Process for obtaining permits for events at Denver parks questioned
DENVER — After the denial of permits for Denver’s 420 Rally, questions are being raised about how permits are granted to organizations holding events in public parks.
Some people believe there should be a more vigorous public discussion before the city gives event organizers a green light.
The smattering of homes near the Overland Golf Course Park is usually a quiet neighborhood.
But it won’t be that way for several weeks in the fall of 2018 if the city approves a permit for a concert and art show that could temporarily shut down the course.
Helene Orr, who lives across the street said, “When you’re talking 50,000 to 70,000 people per day for three days your talking three weeks of major construction … and we’re talking stages that are two and three stories high. This is a major major thing happening.”
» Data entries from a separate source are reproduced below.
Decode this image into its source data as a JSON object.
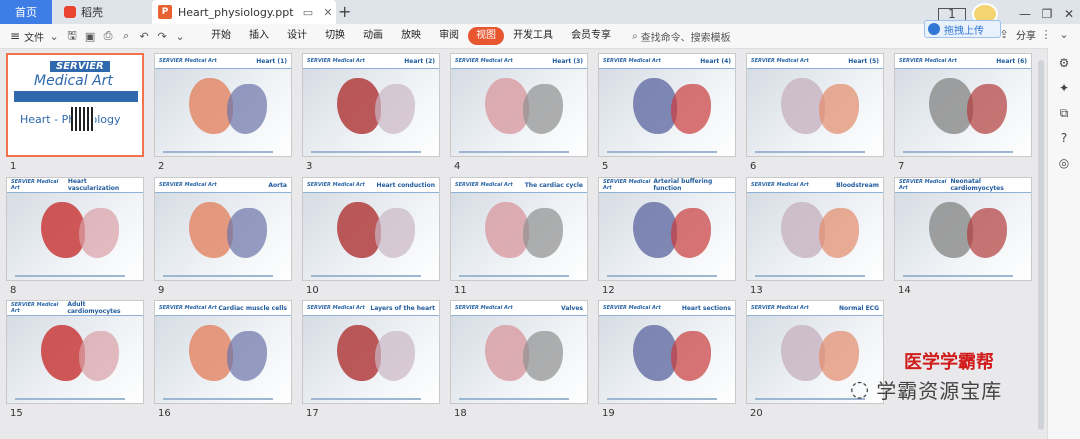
{
  "tabs": {
    "home": "首页",
    "docer": "稻壳",
    "active_file": "Heart_physiology.ppt"
  },
  "toolbar": {
    "file_menu": "文件",
    "menus": [
      "开始",
      "插入",
      "设计",
      "切换",
      "动画",
      "放映",
      "审阅",
      "视图",
      "开发工具",
      "会员专享"
    ],
    "active_menu": "视图",
    "search_placeholder": "查找命令、搜索模板",
    "upload_label": "拖拽上传",
    "share_label": "分享",
    "page_badge": "1"
  },
  "slides": [
    {
      "n": "1",
      "title": "Heart - Physiology",
      "cover": true
    },
    {
      "n": "2",
      "title": "Heart (1)"
    },
    {
      "n": "3",
      "title": "Heart (2)"
    },
    {
      "n": "4",
      "title": "Heart (3)"
    },
    {
      "n": "5",
      "title": "Heart (4)"
    },
    {
      "n": "6",
      "title": "Heart (5)"
    },
    {
      "n": "7",
      "title": "Heart (6)"
    },
    {
      "n": "8",
      "title": "Heart vascularization"
    },
    {
      "n": "9",
      "title": "Aorta"
    },
    {
      "n": "10",
      "title": "Heart conduction"
    },
    {
      "n": "11",
      "title": "The cardiac cycle"
    },
    {
      "n": "12",
      "title": "Arterial buffering function"
    },
    {
      "n": "13",
      "title": "Bloodstream"
    },
    {
      "n": "14",
      "title": "Neonatal cardiomyocytes"
    },
    {
      "n": "15",
      "title": "Adult cardiomyocytes"
    },
    {
      "n": "16",
      "title": "Cardiac muscle cells"
    },
    {
      "n": "17",
      "title": "Layers of the heart"
    },
    {
      "n": "18",
      "title": "Valves"
    },
    {
      "n": "19",
      "title": "Heart sections"
    },
    {
      "n": "20",
      "title": "Normal ECG"
    }
  ],
  "cover": {
    "brand_top": "SERVIER",
    "brand_bottom": "Medical Art"
  },
  "slide_brand": "SERVIER Medical Art",
  "watermark": {
    "line1": "医学学霸帮",
    "line2": "学霸资源宝库"
  },
  "colors": {
    "accent": "#e8562f",
    "home_tab": "#3d7de5",
    "brand_blue": "#2f68ad"
  }
}
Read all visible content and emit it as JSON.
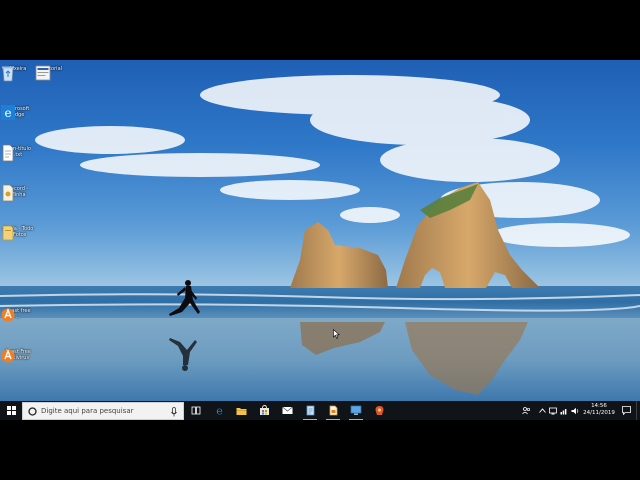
{
  "desktop": {
    "icons": [
      {
        "name": "recycle-bin-icon",
        "label": "Lixeira"
      },
      {
        "name": "tutorial-icon",
        "label": "tutorial"
      },
      {
        "name": "microsoft-edge-icon",
        "label": "Microsoft\nEdge"
      },
      {
        "name": "text-file-icon",
        "label": "Sem-título\n.txt"
      },
      {
        "name": "record-icon",
        "label": "Record -\nMinha"
      },
      {
        "name": "folder-icon",
        "label": "Ajuda - Todo\n- Fotos"
      },
      {
        "name": "avast-icon",
        "label": "avast free\n..."
      },
      {
        "name": "avast-antivirus-icon",
        "label": "Avast Free\nAntivirus"
      }
    ]
  },
  "taskbar": {
    "search_placeholder": "Digite aqui para pesquisar",
    "apps": [
      {
        "name": "task-view-icon"
      },
      {
        "name": "edge-icon"
      },
      {
        "name": "file-explorer-icon"
      },
      {
        "name": "store-icon"
      },
      {
        "name": "mail-icon"
      },
      {
        "name": "app-blue-icon"
      },
      {
        "name": "document-app-icon"
      },
      {
        "name": "remote-desktop-icon"
      },
      {
        "name": "orange-app-icon"
      }
    ],
    "clock": {
      "time": "14:56",
      "date": "24/11/2019"
    }
  },
  "colors": {
    "taskbar": "#101418",
    "search_box": "#f2f2f2",
    "edge_blue": "#1e7fd6",
    "avast_orange": "#f57c1f"
  }
}
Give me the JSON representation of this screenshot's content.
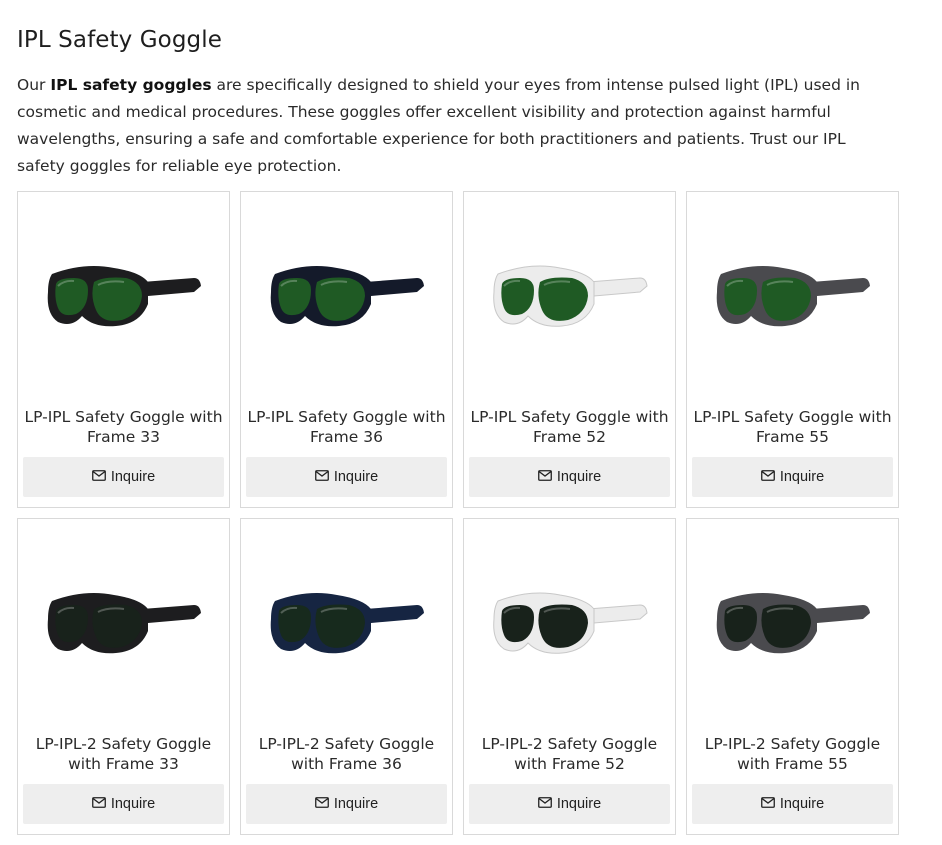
{
  "page": {
    "title": "IPL Safety Goggle",
    "intro_lead": "Our ",
    "intro_bold": "IPL safety goggles",
    "intro_rest": " are specifically designed to shield your eyes from intense pulsed light (IPL) used in cosmetic and medical procedures. These goggles offer excellent visibility and protection against harmful wavelengths, ensuring a safe and comfortable experience for both practitioners and patients. Trust our IPL safety goggles for reliable eye protection."
  },
  "products": [
    {
      "name": "LP-IPL Safety Goggle with Frame 33",
      "button": "Inquire",
      "frame_color": "#1d1d1f",
      "lens_color": "#1f5a24"
    },
    {
      "name": "LP-IPL Safety Goggle with Frame 36",
      "button": "Inquire",
      "frame_color": "#141a2a",
      "lens_color": "#1f5a24"
    },
    {
      "name": "LP-IPL Safety Goggle with Frame 52",
      "button": "Inquire",
      "frame_color": "#ececec",
      "lens_color": "#1f5a24"
    },
    {
      "name": "LP-IPL Safety Goggle with Frame 55",
      "button": "Inquire",
      "frame_color": "#4a4a4e",
      "lens_color": "#1f5a24"
    },
    {
      "name": "LP-IPL-2 Safety Goggle with Frame 33",
      "button": "Inquire",
      "frame_color": "#1d1d1f",
      "lens_color": "#18221b"
    },
    {
      "name": "LP-IPL-2 Safety Goggle with Frame 36",
      "button": "Inquire",
      "frame_color": "#162542",
      "lens_color": "#172a1d"
    },
    {
      "name": "LP-IPL-2 Safety Goggle with Frame 52",
      "button": "Inquire",
      "frame_color": "#ececec",
      "lens_color": "#18221b"
    },
    {
      "name": "LP-IPL-2 Safety Goggle with Frame 55",
      "button": "Inquire",
      "frame_color": "#4a4a4e",
      "lens_color": "#18221b"
    }
  ],
  "icons": {
    "inquire": "envelope-icon",
    "product": "goggle-image"
  }
}
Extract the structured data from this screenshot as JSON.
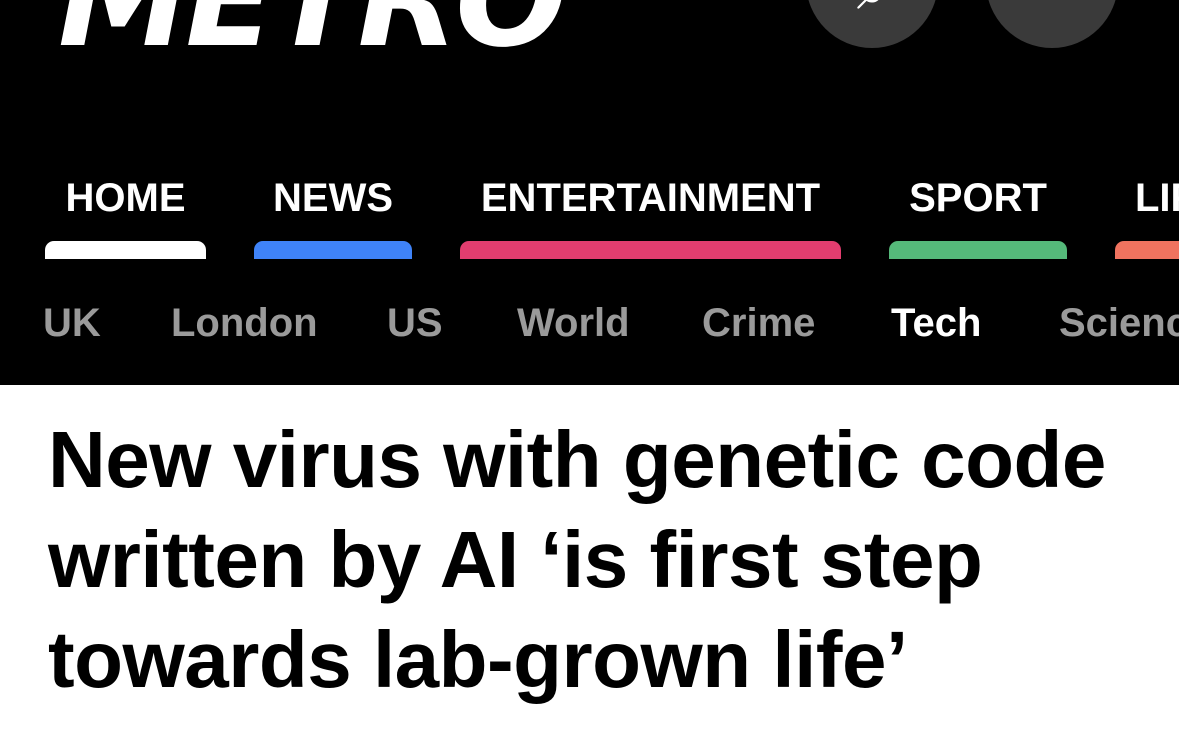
{
  "site": {
    "logo_text": "METRO"
  },
  "header_buttons": {
    "search_icon": "search-icon",
    "menu_icon": "menu-icon"
  },
  "main_nav": [
    {
      "label": "HOME",
      "color": "#ffffff"
    },
    {
      "label": "NEWS",
      "color": "#3f83f8"
    },
    {
      "label": "ENTERTAINMENT",
      "color": "#e33d6f"
    },
    {
      "label": "SPORT",
      "color": "#55b97a"
    },
    {
      "label": "LIFESTYLE",
      "color": "#f0735f"
    }
  ],
  "sub_nav": [
    {
      "label": "UK",
      "active": false
    },
    {
      "label": "London",
      "active": false
    },
    {
      "label": "US",
      "active": false
    },
    {
      "label": "World",
      "active": false
    },
    {
      "label": "Crime",
      "active": false
    },
    {
      "label": "Tech",
      "active": true
    },
    {
      "label": "Science",
      "active": false
    }
  ],
  "article": {
    "headline": "New virus with genetic code written by AI ‘is first step towards lab-grown life’"
  },
  "colors": {
    "header_bg": "#000000",
    "inactive_sub": "#9a9a9a",
    "active_sub": "#ffffff"
  }
}
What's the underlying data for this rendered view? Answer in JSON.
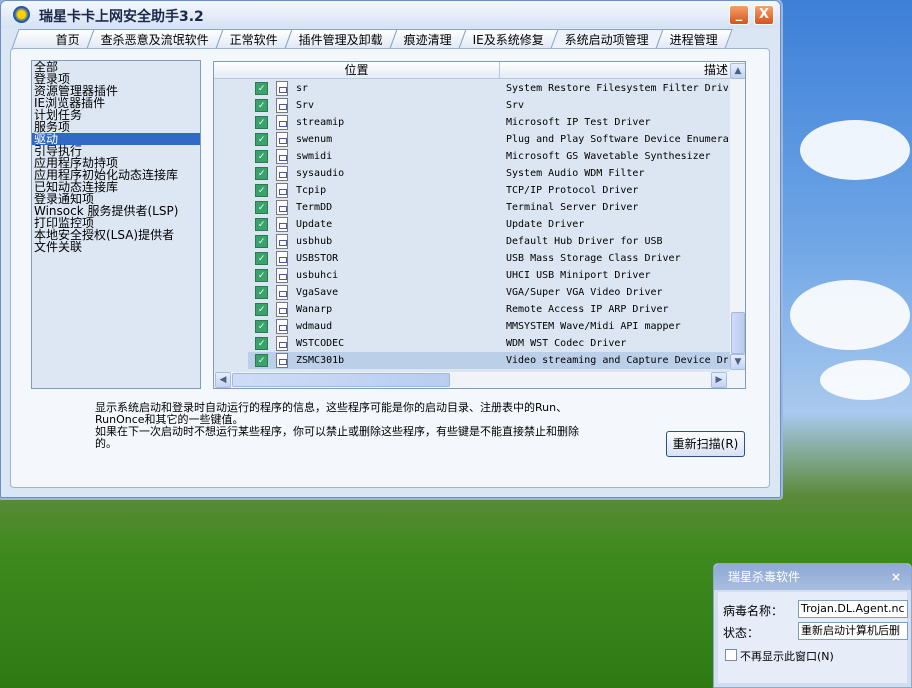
{
  "window": {
    "title": "瑞星卡卡上网安全助手3.2",
    "minimize_label": "_",
    "close_label": "X"
  },
  "tabs": [
    "首页",
    "查杀恶意及流氓软件",
    "正常软件",
    "插件管理及卸载",
    "痕迹清理",
    "IE及系统修复",
    "系统启动项管理",
    "进程管理"
  ],
  "active_tab": 6,
  "categories": [
    "全部",
    "登录项",
    "资源管理器插件",
    "IE浏览器插件",
    "计划任务",
    "服务项",
    "驱动",
    "引导执行",
    "应用程序劫持项",
    "应用程序初始化动态连接库",
    "已知动态连接库",
    "登录通知项",
    "Winsock 服务提供者(LSP)",
    "打印监控项",
    "本地安全授权(LSA)提供者",
    "文件关联"
  ],
  "selected_category": 6,
  "table": {
    "columns": [
      "位置",
      "描述"
    ],
    "rows": [
      {
        "name": "sr",
        "desc": "System Restore Filesystem Filter Driv"
      },
      {
        "name": "Srv",
        "desc": "Srv"
      },
      {
        "name": "streamip",
        "desc": "Microsoft IP Test Driver"
      },
      {
        "name": "swenum",
        "desc": "Plug and Play Software Device Enumera"
      },
      {
        "name": "swmidi",
        "desc": "Microsoft GS Wavetable Synthesizer"
      },
      {
        "name": "sysaudio",
        "desc": "System Audio WDM Filter"
      },
      {
        "name": "Tcpip",
        "desc": "TCP/IP Protocol Driver"
      },
      {
        "name": "TermDD",
        "desc": "Terminal Server Driver"
      },
      {
        "name": "Update",
        "desc": "Update Driver"
      },
      {
        "name": "usbhub",
        "desc": "Default Hub Driver for USB"
      },
      {
        "name": "USBSTOR",
        "desc": "USB Mass Storage Class Driver"
      },
      {
        "name": "usbuhci",
        "desc": "UHCI USB Miniport Driver"
      },
      {
        "name": "VgaSave",
        "desc": "VGA/Super VGA Video Driver"
      },
      {
        "name": "Wanarp",
        "desc": "Remote Access IP ARP Driver"
      },
      {
        "name": "wdmaud",
        "desc": "MMSYSTEM Wave/Midi API mapper"
      },
      {
        "name": "WSTCODEC",
        "desc": "WDM WST Codec Driver"
      },
      {
        "name": "ZSMC301b",
        "desc": "Video streaming and Capture Device Dr"
      }
    ],
    "selected_row": 16
  },
  "description": [
    "显示系统启动和登录时自动运行的程序的信息，这些程序可能是你的启动目录、注册表中的Run、",
    "RunOnce和其它的一些键值。",
    "如果在下一次启动时不想运行某些程序，你可以禁止或删除这些程序，有些键是不能直接禁止和删除",
    "的。"
  ],
  "rescan_button": "重新扫描(R)",
  "popup": {
    "title": "瑞星杀毒软件",
    "close": "×",
    "virus_label": "病毒名称：",
    "virus_value": "Trojan.DL.Agent.nc",
    "status_label": "状态：",
    "status_value": "重新启动计算机后删",
    "dont_show": "不再显示此窗口(N)"
  }
}
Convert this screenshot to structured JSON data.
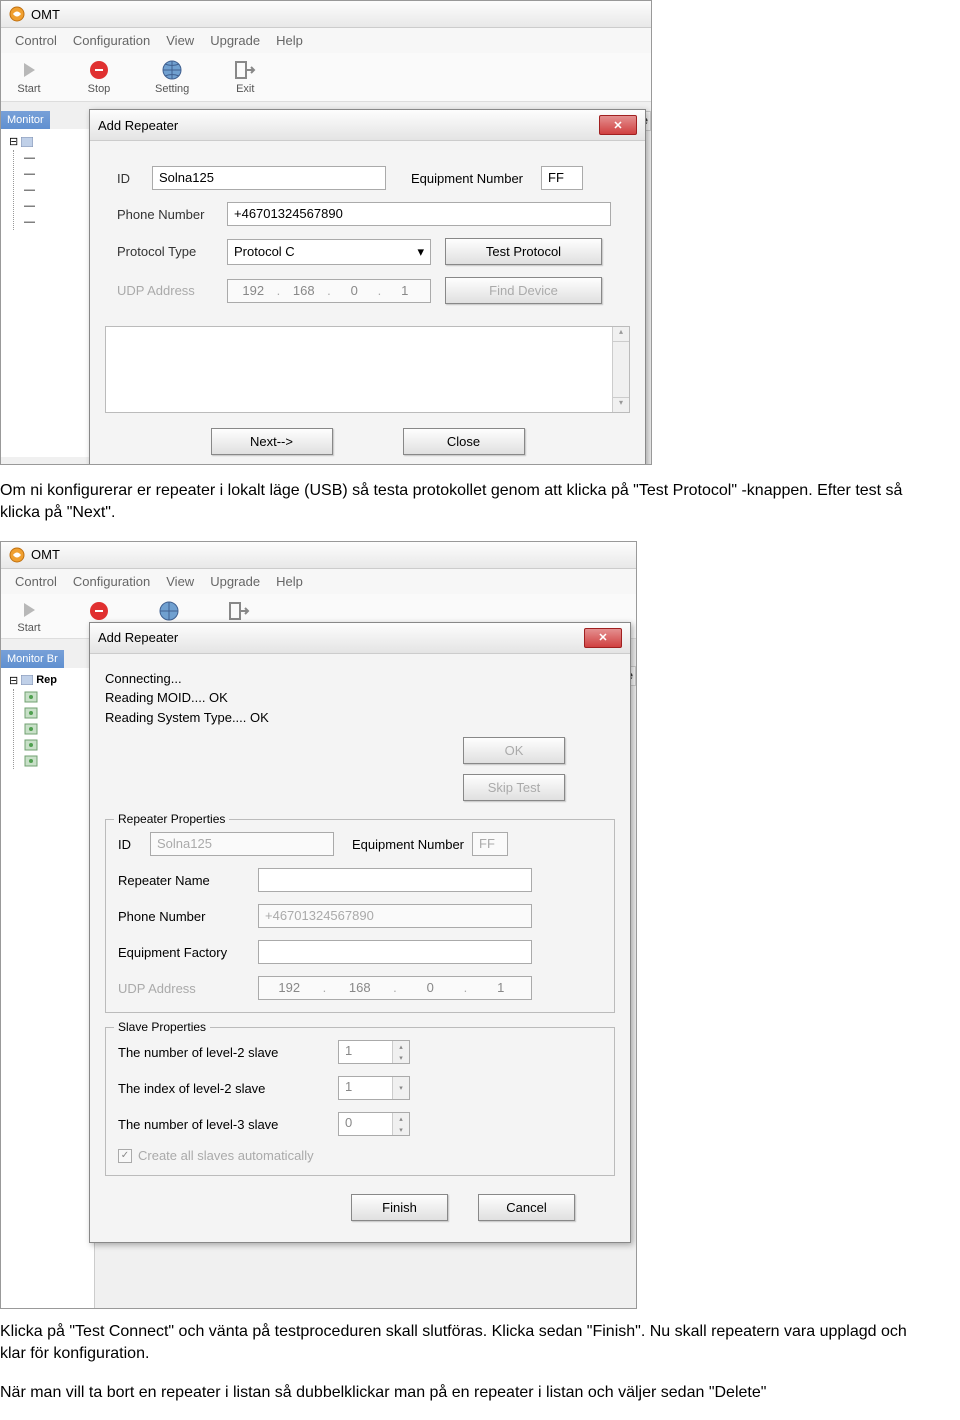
{
  "app": {
    "title": "OMT",
    "menu": [
      "Control",
      "Configuration",
      "View",
      "Upgrade",
      "Help"
    ],
    "toolbar": [
      {
        "label": "Start",
        "icon": "play"
      },
      {
        "label": "Stop",
        "icon": "stop"
      },
      {
        "label": "Setting",
        "icon": "globe"
      },
      {
        "label": "Exit",
        "icon": "exit"
      }
    ],
    "tree_tab": "Monitor Br",
    "tree_tab1": "Monitor",
    "tree_right_tab1": "te",
    "tree_right_tab2": "epe",
    "tree_root": "Rep"
  },
  "dialog1": {
    "title": "Add Repeater",
    "fields": {
      "id_label": "ID",
      "id_value": "Solna125",
      "equip_label": "Equipment Number",
      "equip_value": "FF",
      "phone_label": "Phone Number",
      "phone_value": "+46701324567890",
      "proto_label": "Protocol Type",
      "proto_value": "Protocol C",
      "test_btn": "Test Protocol",
      "udp_label": "UDP Address",
      "udp_ip": [
        "192",
        "168",
        "0",
        "1"
      ],
      "find_btn": "Find Device"
    },
    "buttons": {
      "next": "Next-->",
      "close": "Close"
    }
  },
  "para1": "Om ni konfigurerar er repeater i lokalt läge (USB) så testa protokollet genom att klicka på \"Test Protocol\" -knappen. Efter test så klicka på \"Next\".",
  "dialog2": {
    "title": "Add Repeater",
    "status": [
      "Connecting...",
      "Reading MOID.... OK",
      "Reading System Type.... OK"
    ],
    "ok_btn": "OK",
    "skip_btn": "Skip Test",
    "group1_title": "Repeater Properties",
    "rp": {
      "id_label": "ID",
      "id_value": "Solna125",
      "equip_label": "Equipment Number",
      "equip_value": "FF",
      "name_label": "Repeater Name",
      "phone_label": "Phone Number",
      "phone_value": "+46701324567890",
      "factory_label": "Equipment Factory",
      "udp_label": "UDP Address",
      "udp_ip": [
        "192",
        "168",
        "0",
        "1"
      ]
    },
    "group2_title": "Slave Properties",
    "sp": {
      "l2num_label": "The number of level-2 slave",
      "l2num_val": "1",
      "l2idx_label": "The index of level-2 slave",
      "l2idx_val": "1",
      "l3num_label": "The number of level-3 slave",
      "l3num_val": "0",
      "auto_label": "Create all slaves automatically"
    },
    "buttons": {
      "finish": "Finish",
      "cancel": "Cancel"
    }
  },
  "para2": "Klicka på \"Test Connect\" och vänta på testproceduren skall slutföras. Klicka sedan \"Finish\". Nu skall repeatern vara upplagd och klar för konfiguration.",
  "para3": "När man vill ta bort en repeater i listan så dubbelklickar man på en repeater i listan och väljer sedan \"Delete\""
}
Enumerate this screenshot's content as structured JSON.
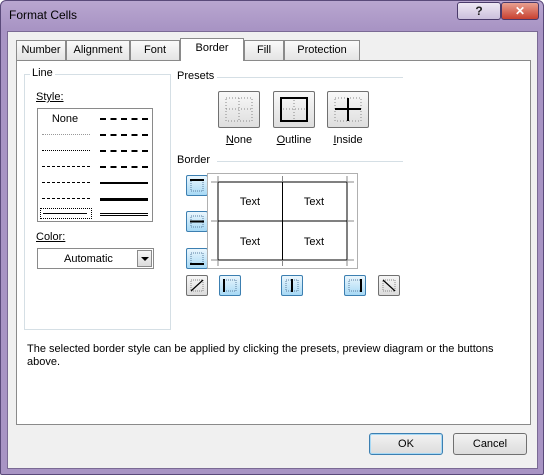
{
  "window": {
    "title": "Format Cells"
  },
  "tabs": [
    {
      "label": "Number"
    },
    {
      "label": "Alignment"
    },
    {
      "label": "Font"
    },
    {
      "label": "Border",
      "active": true
    },
    {
      "label": "Fill"
    },
    {
      "label": "Protection"
    }
  ],
  "line": {
    "group_label": "Line",
    "style_label": "Style:",
    "styles_left": [
      "None",
      "hair-dotted",
      "dotted",
      "dash-dot-dot",
      "dash-dot",
      "dashed",
      "thin-selected"
    ],
    "styles_right": [
      "medium-dash-dot-dot",
      "slanted-dash-dot",
      "medium-dash-dot",
      "medium-dashed",
      "medium",
      "thick",
      "double"
    ],
    "none_text": "None",
    "color_label": "Color:",
    "color_value": "Automatic"
  },
  "presets": {
    "group_label": "Presets",
    "items": [
      {
        "label": "None",
        "underline": "N",
        "rest": "one"
      },
      {
        "label": "Outline",
        "underline": "O",
        "rest": "utline"
      },
      {
        "label": "Inside",
        "underline": "I",
        "rest": "nside"
      }
    ]
  },
  "border": {
    "group_label": "Border",
    "preview_cells": [
      "Text",
      "Text",
      "Text",
      "Text"
    ]
  },
  "description": "The selected border style can be applied by clicking the presets, preview diagram or the buttons above.",
  "buttons": {
    "ok": "OK",
    "cancel": "Cancel"
  },
  "colors": {
    "accent_border": "#3c7fb1",
    "accent_fill": "#a7d9f5",
    "title_bar": "#a894c4"
  }
}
Orr said there was never a public notice that a company had applied to hold the event here.
“The city feels like they have the right to use or misuse for whatever they want to do. And combine with a neighborhood that doesn’t have a lot of lawyers and architects that live there to fight it,” she said.
“It’s not fair,” Tom Morris said.
Morris has been fighting to change the way the city of Denver approves permits for events at public parks.
“We need to have an organized expectable process where we’re guaranteed to be notified if there is going to be a change in the use of the park and time to think about it and opportunities to participate with public discussion,” Morris said.
The city’s Parks and Rec Department told us organizations currently only need to apply for a permit.
No public hearings are necessary.
That’s not good enough according to Morris.
“I have been asking to zone the parks because we apply zoning to every other scrap of land in the city and not our most valuable land which is these parks.”
The city has not yet approved the concert and show at Overland.
A parks spokesman said it wants to make sure the venue is ready to handle the noise, trash and parking.
Still, some who live here are worried there will be problems.